In the apps/collect-view or in your application you can add your own information to be sent by collect by redefining collect_view_arch_read_sensors, check for example how it is done for the Z1 mote in the collect-view-z1.c:
#include "collect-view.h"
#include "cc2420.h"
#include "dev/leds.h"
#include "dev/i2cmaster.h"
#include "dev/tmp102.h"
#include "collect-view-z1.h"
/*---------------------------------------------------------------------------*/
static uint16_t
get_temp()
{
/* XXX Fix me: check /examples/z1/test-tmp102.c for correct conversion */
return (uint16_t)tmp102_read_temp_raw();
}
/*---------------------------------------------------------------------------*/
void
collect_view_arch_read_sensors(struct collect_view_data_msg *msg)
{
static int initialized = 0;
if(!initialized) {
tmp102_init();
initialized = 1;
}
msg->sensors[BATTERY_VOLTAGE_SENSOR] = 0;
msg->sensors[BATTERY_INDICATOR] = 0;
msg->sensors[LIGHT1_SENSOR] = 0;
msg->sensors[LIGHT2_SENSOR] = 0;
msg->sensors[TEMP_SENSOR] = get_temp();
msg->sensors[HUMIDITY_SENSOR] = 0;
}
Notice that collect_view_arch_read_sensors(msg); is called by collect-view.c when you call collect_view_construct_message(...) from your application.

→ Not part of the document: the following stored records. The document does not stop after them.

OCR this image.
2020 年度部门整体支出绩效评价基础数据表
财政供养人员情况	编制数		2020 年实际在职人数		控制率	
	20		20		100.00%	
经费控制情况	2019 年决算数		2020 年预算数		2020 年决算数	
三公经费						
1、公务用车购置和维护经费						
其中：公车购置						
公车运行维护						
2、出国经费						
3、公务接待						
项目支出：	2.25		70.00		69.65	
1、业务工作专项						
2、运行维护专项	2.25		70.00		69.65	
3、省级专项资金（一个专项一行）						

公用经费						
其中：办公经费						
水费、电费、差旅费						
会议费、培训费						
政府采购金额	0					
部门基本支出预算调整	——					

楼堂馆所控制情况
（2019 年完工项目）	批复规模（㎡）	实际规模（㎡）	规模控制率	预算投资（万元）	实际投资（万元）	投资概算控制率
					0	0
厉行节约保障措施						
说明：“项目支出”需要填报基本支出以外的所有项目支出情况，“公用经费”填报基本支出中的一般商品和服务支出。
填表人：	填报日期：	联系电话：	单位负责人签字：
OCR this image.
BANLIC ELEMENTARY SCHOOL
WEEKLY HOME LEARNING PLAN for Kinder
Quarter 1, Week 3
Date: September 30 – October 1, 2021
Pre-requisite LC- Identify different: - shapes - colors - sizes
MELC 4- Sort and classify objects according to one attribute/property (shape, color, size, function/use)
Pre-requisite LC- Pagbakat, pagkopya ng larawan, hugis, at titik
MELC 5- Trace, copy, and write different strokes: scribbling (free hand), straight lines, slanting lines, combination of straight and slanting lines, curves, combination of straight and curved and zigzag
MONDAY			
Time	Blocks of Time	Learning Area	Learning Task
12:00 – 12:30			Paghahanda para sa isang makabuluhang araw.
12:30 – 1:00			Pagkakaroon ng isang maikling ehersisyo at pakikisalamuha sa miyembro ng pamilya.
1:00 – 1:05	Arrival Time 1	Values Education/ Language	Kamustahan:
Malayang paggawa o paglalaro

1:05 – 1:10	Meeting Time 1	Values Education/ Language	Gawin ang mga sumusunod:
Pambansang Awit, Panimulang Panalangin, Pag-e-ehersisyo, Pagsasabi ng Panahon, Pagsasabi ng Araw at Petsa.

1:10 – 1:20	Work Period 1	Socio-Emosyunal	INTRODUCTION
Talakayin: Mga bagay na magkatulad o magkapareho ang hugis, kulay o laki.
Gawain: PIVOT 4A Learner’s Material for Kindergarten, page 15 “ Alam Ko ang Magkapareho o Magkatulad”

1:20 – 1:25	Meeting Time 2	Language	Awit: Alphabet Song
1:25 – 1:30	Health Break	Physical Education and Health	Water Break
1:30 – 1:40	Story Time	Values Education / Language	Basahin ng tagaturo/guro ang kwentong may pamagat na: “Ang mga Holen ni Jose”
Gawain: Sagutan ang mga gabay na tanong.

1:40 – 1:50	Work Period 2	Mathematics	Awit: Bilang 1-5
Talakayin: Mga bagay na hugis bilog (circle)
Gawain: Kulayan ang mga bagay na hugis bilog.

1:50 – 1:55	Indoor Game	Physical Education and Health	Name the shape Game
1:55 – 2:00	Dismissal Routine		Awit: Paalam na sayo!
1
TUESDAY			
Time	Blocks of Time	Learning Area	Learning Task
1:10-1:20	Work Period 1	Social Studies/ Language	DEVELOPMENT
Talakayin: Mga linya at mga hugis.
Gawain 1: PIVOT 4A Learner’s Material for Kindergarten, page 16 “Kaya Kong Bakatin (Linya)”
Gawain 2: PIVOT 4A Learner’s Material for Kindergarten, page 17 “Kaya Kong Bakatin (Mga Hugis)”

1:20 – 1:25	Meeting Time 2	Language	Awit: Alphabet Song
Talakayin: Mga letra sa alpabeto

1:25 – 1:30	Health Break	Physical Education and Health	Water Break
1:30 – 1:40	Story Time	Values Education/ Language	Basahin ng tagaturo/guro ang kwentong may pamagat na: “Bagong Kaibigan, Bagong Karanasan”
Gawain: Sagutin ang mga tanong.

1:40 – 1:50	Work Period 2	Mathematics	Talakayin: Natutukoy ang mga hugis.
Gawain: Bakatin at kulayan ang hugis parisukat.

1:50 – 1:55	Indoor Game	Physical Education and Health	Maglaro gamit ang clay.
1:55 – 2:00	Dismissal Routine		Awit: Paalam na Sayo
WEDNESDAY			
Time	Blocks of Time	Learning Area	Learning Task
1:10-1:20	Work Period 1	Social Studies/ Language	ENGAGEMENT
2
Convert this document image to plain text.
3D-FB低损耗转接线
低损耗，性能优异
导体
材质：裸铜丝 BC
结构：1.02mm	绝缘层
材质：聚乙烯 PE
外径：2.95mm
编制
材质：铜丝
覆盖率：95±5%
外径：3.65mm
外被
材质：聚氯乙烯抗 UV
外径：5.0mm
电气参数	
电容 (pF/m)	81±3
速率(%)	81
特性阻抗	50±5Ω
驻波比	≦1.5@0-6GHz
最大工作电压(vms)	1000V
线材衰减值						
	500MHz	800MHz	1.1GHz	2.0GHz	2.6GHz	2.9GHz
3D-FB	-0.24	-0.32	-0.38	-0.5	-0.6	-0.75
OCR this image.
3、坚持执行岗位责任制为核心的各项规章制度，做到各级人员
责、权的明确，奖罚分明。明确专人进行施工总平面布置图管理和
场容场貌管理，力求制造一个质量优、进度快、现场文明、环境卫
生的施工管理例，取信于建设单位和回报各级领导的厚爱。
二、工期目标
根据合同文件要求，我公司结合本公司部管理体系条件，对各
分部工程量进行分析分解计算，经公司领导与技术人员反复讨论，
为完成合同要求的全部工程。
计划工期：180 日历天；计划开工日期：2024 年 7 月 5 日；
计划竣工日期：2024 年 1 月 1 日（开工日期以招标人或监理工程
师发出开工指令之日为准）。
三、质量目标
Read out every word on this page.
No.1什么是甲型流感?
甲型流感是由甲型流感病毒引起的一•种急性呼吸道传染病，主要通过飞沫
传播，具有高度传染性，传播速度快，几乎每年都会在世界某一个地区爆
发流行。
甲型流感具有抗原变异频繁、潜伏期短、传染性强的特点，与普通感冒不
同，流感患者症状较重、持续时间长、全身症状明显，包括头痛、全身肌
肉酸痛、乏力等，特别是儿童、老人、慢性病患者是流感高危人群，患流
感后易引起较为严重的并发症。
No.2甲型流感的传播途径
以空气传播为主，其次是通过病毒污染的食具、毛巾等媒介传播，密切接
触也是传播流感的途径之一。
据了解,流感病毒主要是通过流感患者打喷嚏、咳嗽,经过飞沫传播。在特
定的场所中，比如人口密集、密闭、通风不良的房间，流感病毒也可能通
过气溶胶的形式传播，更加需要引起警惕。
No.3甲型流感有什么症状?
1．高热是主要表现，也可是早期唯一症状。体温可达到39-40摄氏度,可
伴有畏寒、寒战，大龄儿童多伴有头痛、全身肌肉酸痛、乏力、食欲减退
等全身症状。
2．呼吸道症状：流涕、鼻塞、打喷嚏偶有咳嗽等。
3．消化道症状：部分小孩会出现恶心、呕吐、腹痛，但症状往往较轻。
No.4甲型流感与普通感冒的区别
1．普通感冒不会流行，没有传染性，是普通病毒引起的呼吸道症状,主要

This is how it is done in the examples/ipv6/rpl-collect/udp-sender.c example:
/* Collect structure */
struct {
uint8_t seqno;
uint8_t for_alignment;
struct collect_view_data_msg msg;
} msg;
/* Create the collect structure */
collect_view_construct_message(&msg.msg, &parent,
parent_etx, rtmetric,
num_neighbors, beacon_interval);
/* Send over UDP */
uip_udp_packet_sendto(client_conn, &msg, sizeof(msg),
&server_ipaddr, UIP_HTONS(UDP_SERVER_PORT));
When contiki calls the Call back function, for example the recv() function in rime-protocol, The sink node should use printf() to print out the sensor data. This output then will be read by Collect View GUI per-line.
take a look at
tools/collect-view/src/org/contikios/contiki/collect/CollectServer.java
The handleIncomingData() called by serialData(), then checks if it's a sensor data or not in SensorData.parseSensorData().
It will ignore if empty, incorrect format, comment, or annotation
sensor data will be displayed in Collect View GUI if meets some condition. for example, the data length calculated match with datalen implisit on its sensor data.